Zanim dobrze znany trójmiejskim kibicom Daniel Stefański gwizdnął po raz pierwszy, za zdecydowanego faworyta czwartkowego starcia uznawano Arkę. Nie zmienił tego fakt, że trener Jacek Zieliński dał odpocząć kilku podstawowym graczom, m.in. Marko Vejinoviciowi czy Maciejowi Jankowskiemu. Choć ekipie znad morza gra defensywna układała się całkiem dobrze, z przodu wyraźnie brakowało jakości. Po zakończeniu pierwszej połowy odsapnąć mogli nie tylko piłkarze, ale również widzowie, dla których 45 minut oglądania nieskładnych akcji było prawdopodobnie równie męczące.

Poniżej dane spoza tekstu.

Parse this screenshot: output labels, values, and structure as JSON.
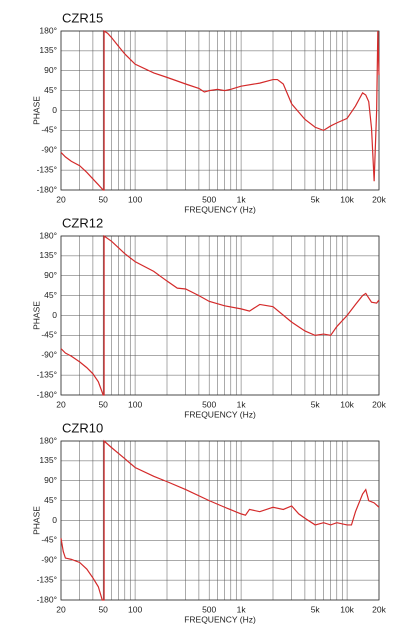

Na początku drugiej części meczu w końcu zaczęło się coś dziać. Po precyzyjnym dośrodkowaniu piłkę głową na poprzeczkę bramki Odry skierował Rafał Siemaszko. Bramkarz gospodarzy interweniował tak niefortunnie, że musiał opuścić boisko. Jego zmiennik za wiele pracy już nie miał. Do głosu doszli pierwszoligowcy, ale kolejne rzuty rożne nie przynosiły efektu w postaci bramki. Po jednym z uderzeń głową Kacper Krzepicz zniósł piłkę na poprzeczkę, ratując Arkowców przed utratą gola. Więcej ciekawych sytuacji jednak nie było.
Polecany artykuł:
Sędzia skrupulatnie podliczył wszystkie przerwy spowodowane kontuzjami i przedłużył spotkanie aż o osiem minut. Kiedy i ten czas minął, Daniel Stefański pozwolił jeszcze gospodarzom na wykonanie rzutu rożnego. W ostatniej akcji meczu piłkę głową do bramki skierował Miłosz Trojak, wyrzucając Arkę z Totolotek Pucharu Polski.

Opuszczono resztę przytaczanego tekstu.